Se volessimo sostituire il termine “fenice” con Salvatore Sirigu, potremmo ipotizzare che il portiere sardo avrà dinanzi almeno altri dieci anni di carriera tra i professionisti. Essendo meno estremi, affermiamo che l’attuale portiere granata ha tutti i tratti caratteristici dell’uccello mitologico. Comprese le ali che ci aiutano a spiegare quel modo così naturale di occupare lo spazio in volo.

Post fata resurgo (dopo la morte torno ad alzarmi) è il motto storico della fenice. Salvatore è uno dei pochi a poter parlare della sua morte (calcistica), perché l’ha vissuta.

Sotto i cieli tersi della Ville Lumière correva la stagione 2015-2016, il portiere sardo iniziava la sua quinta stagione in maglia Paris e Laurent Blanc, di comune accordo alla società, decise che da quel momento a difendere i pali del Parc de Princeps ci avrebbe pensato un altro. Ci avrebbe pensato Kevin Trapp, arrivato a luglio dall’Eintracht Francoforte.
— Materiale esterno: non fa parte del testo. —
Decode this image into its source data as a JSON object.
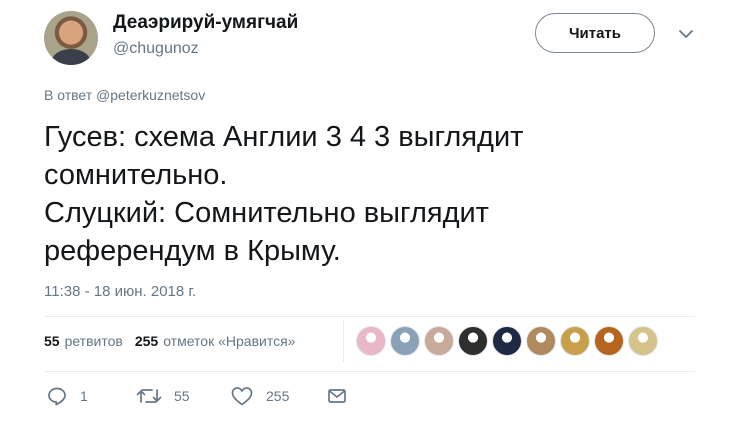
{
  "author": {
    "display_name": "Деаэрируй-умягчай",
    "username": "@chugunoz"
  },
  "follow_button": "Читать",
  "reply_to": {
    "prefix": "В ответ",
    "handle": "@peterkuznetsov"
  },
  "tweet_lines": [
    "Гусев: схема Англии 3 4 3 выглядит",
    "сомнительно.",
    "Слуцкий: Сомнительно выглядит",
    "референдум в Крыму."
  ],
  "timestamp": "11:38 - 18 июн. 2018 г.",
  "stats": {
    "retweets_count": "55",
    "retweets_label": "ретвитов",
    "likes_count": "255",
    "likes_label": "отметок «Нравится»"
  },
  "liker_avatars": [
    {
      "color": "#e8b7c8"
    },
    {
      "color": "#8aa1b8"
    },
    {
      "color": "#c9a99a"
    },
    {
      "color": "#2e2e2e"
    },
    {
      "color": "#1e2a44"
    },
    {
      "color": "#b08a5e"
    },
    {
      "color": "#c8a04a"
    },
    {
      "color": "#b5651d"
    },
    {
      "color": "#d6c38a"
    }
  ],
  "actions": {
    "reply_count": "1",
    "retweet_count": "55",
    "like_count": "255"
  },
  "colors": {
    "secondary_text": "#657786",
    "primary_text": "#14171a",
    "divider": "#e6ecf0"
  },
  "icons": [
    "reply-icon",
    "retweet-icon",
    "like-icon",
    "message-icon",
    "chevron-down-icon"
  ]
}
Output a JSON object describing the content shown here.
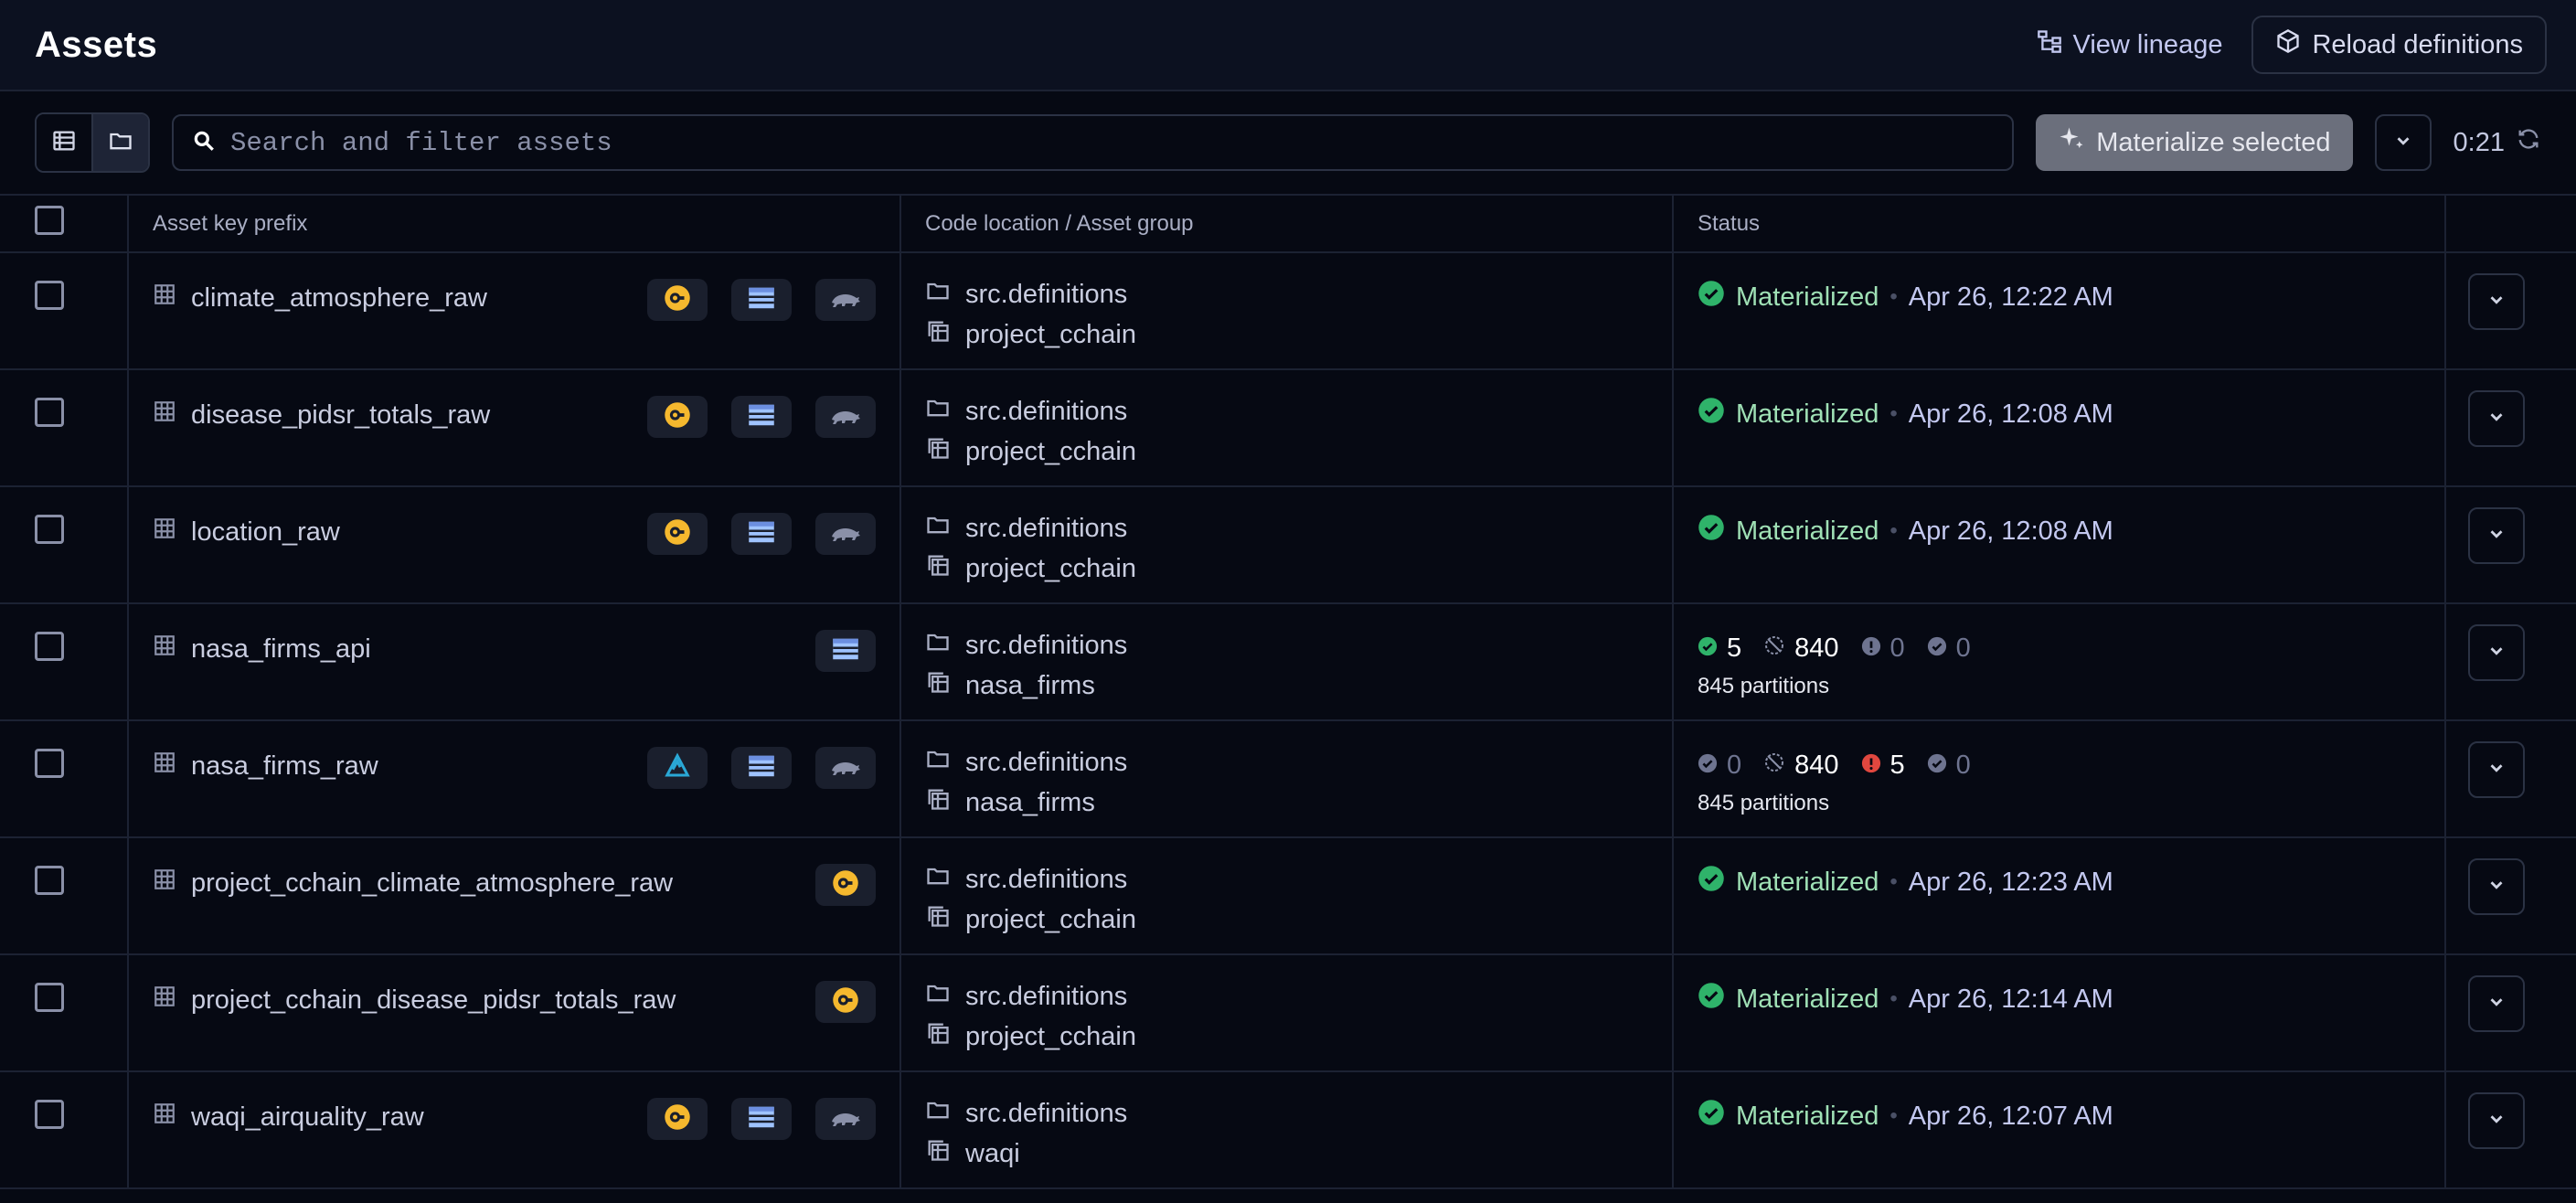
{
  "header": {
    "title": "Assets",
    "view_lineage": "View lineage",
    "reload": "Reload definitions"
  },
  "toolbar": {
    "search_placeholder": "Search and filter assets",
    "materialize": "Materialize selected",
    "timer": "0:21"
  },
  "table": {
    "columns": [
      "Asset key prefix",
      "Code location / Asset group",
      "Status"
    ],
    "rows": [
      {
        "key": "climate_atmosphere_raw",
        "badges": [
          "sling",
          "table",
          "polars"
        ],
        "location": "src.definitions",
        "group": "project_cchain",
        "status": {
          "type": "materialized",
          "label": "Materialized",
          "time": "Apr 26, 12:22 AM"
        }
      },
      {
        "key": "disease_pidsr_totals_raw",
        "badges": [
          "sling",
          "table",
          "polars"
        ],
        "location": "src.definitions",
        "group": "project_cchain",
        "status": {
          "type": "materialized",
          "label": "Materialized",
          "time": "Apr 26, 12:08 AM"
        }
      },
      {
        "key": "location_raw",
        "badges": [
          "sling",
          "table",
          "polars"
        ],
        "location": "src.definitions",
        "group": "project_cchain",
        "status": {
          "type": "materialized",
          "label": "Materialized",
          "time": "Apr 26, 12:08 AM"
        }
      },
      {
        "key": "nasa_firms_api",
        "badges": [
          "table"
        ],
        "location": "src.definitions",
        "group": "nasa_firms",
        "status": {
          "type": "partitions",
          "success": "5",
          "missing": "840",
          "failed": "0",
          "inprogress": "0",
          "partitions": "845 partitions"
        }
      },
      {
        "key": "nasa_firms_raw",
        "badges": [
          "delta",
          "table",
          "polars"
        ],
        "location": "src.definitions",
        "group": "nasa_firms",
        "status": {
          "type": "partitions",
          "success": "0",
          "missing": "840",
          "failed": "5",
          "inprogress": "0",
          "partitions": "845 partitions"
        }
      },
      {
        "key": "project_cchain_climate_atmosphere_raw",
        "badges": [
          "sling"
        ],
        "location": "src.definitions",
        "group": "project_cchain",
        "status": {
          "type": "materialized",
          "label": "Materialized",
          "time": "Apr 26, 12:23 AM"
        }
      },
      {
        "key": "project_cchain_disease_pidsr_totals_raw",
        "badges": [
          "sling"
        ],
        "location": "src.definitions",
        "group": "project_cchain",
        "status": {
          "type": "materialized",
          "label": "Materialized",
          "time": "Apr 26, 12:14 AM"
        }
      },
      {
        "key": "waqi_airquality_raw",
        "badges": [
          "sling",
          "table",
          "polars"
        ],
        "location": "src.definitions",
        "group": "waqi",
        "status": {
          "type": "materialized",
          "label": "Materialized",
          "time": "Apr 26, 12:07 AM"
        }
      }
    ]
  },
  "colors": {
    "background": "#060913",
    "topbar": "#0c1120",
    "success": "#2fb36a",
    "failed": "#e0473f",
    "sling_badge": "#f5b82e",
    "table_badge": "#9fc3ff",
    "delta_badge": "#2aa8d6"
  }
}
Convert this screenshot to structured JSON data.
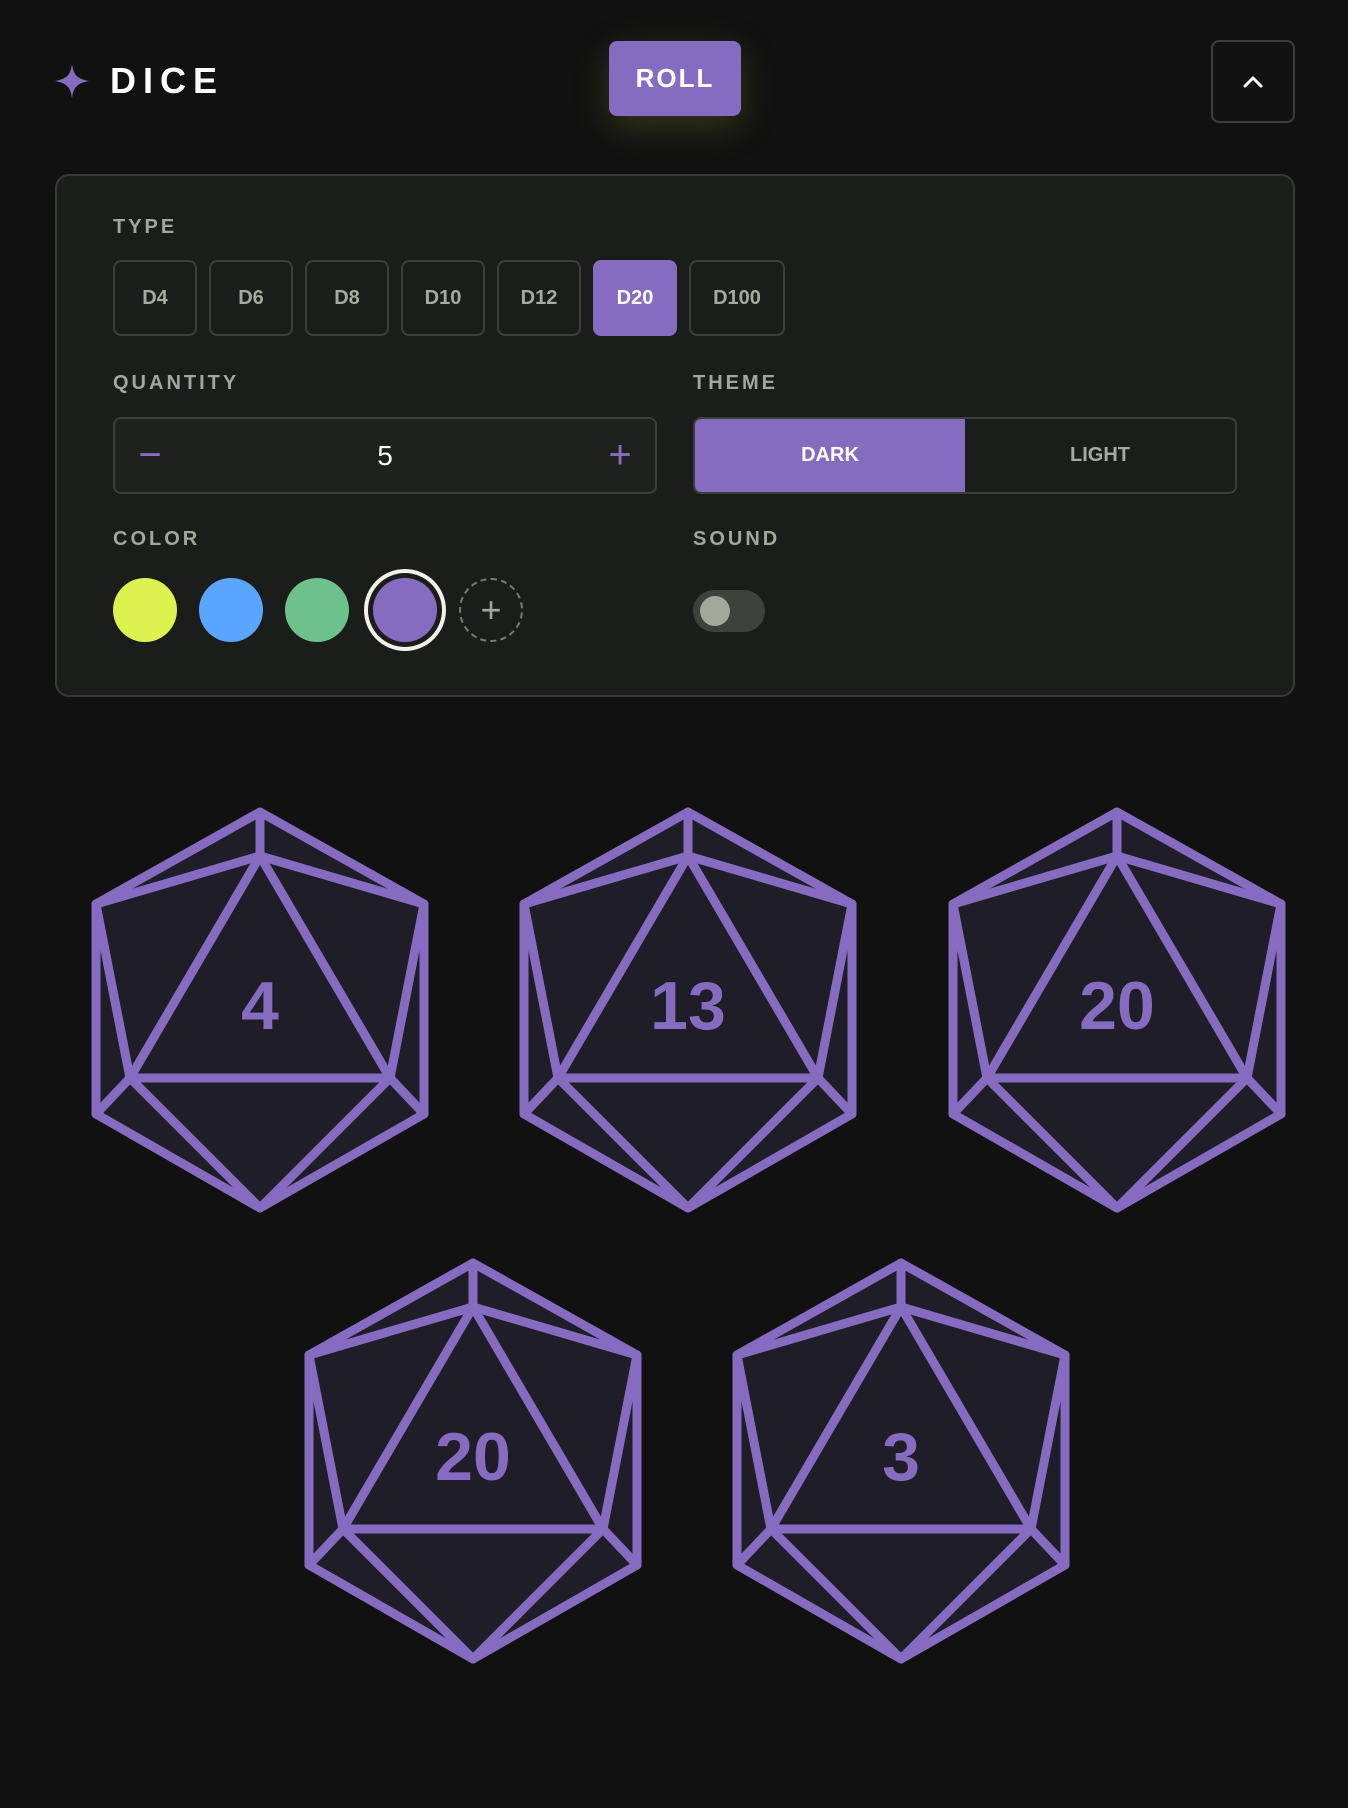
{
  "header": {
    "logo_text": "DICE",
    "logo_icon": "sparkle-icon",
    "roll_label": "ROLL",
    "collapse_icon": "chevron-up-icon"
  },
  "panel": {
    "type_label": "TYPE",
    "types": [
      "D4",
      "D6",
      "D8",
      "D10",
      "D12",
      "D20",
      "D100"
    ],
    "selected_type": "D20",
    "quantity_label": "QUANTITY",
    "quantity_minus": "−",
    "quantity_value": "5",
    "quantity_plus": "+",
    "theme_label": "THEME",
    "theme_options": [
      "DARK",
      "LIGHT"
    ],
    "selected_theme": "DARK",
    "color_label": "COLOR",
    "colors": [
      "#dcf24f",
      "#5aa6ff",
      "#6cc28a",
      "#866cc0"
    ],
    "selected_color": "#866cc0",
    "add_color_icon": "plus-icon",
    "add_color_text": "+",
    "sound_label": "SOUND",
    "sound_enabled": false
  },
  "dice": {
    "type": "D20",
    "values": [
      "4",
      "13",
      "20",
      "20",
      "3"
    ]
  },
  "colors": {
    "accent": "#866cc0",
    "background": "#111111",
    "panel": "#1b1d1a"
  }
}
A Sirigu toccava, da un giorno all’altro, il ruolo di comprimario nonostante i numeri: 178 presenze, 3 Ligue 1, 3 Supercoppe francesi, 2 Coppe di Lega, 1 Coppa di francia, 4 Trophees UNFP du football (2 come miglior portiere dell Ligue 1 e 2 per giocatore della squadra dell’anno) e un record d’imbattibilità di 697 minuti che apparteneva a Bernard Lama.

“Finii in panchina senza motivo…ero il titolare inamovibile e mi sono trovato terzo portiere. Senza un motivo tecnico, senza niente, senza nessuno che mi desse spiegazioni, e io sentivo quel posto mio di diritto, perché me l’ero conquistato.”

Salvatore Sirigu

Sembrava tutto finito. Il suo destino pesava più delle sue stesse qualità. A nulla valeva essere fortissimo, affidabile, trasparente. Nessuno glielo avrebbe mai riconosciuto, così come non lo avevano fatto in passato.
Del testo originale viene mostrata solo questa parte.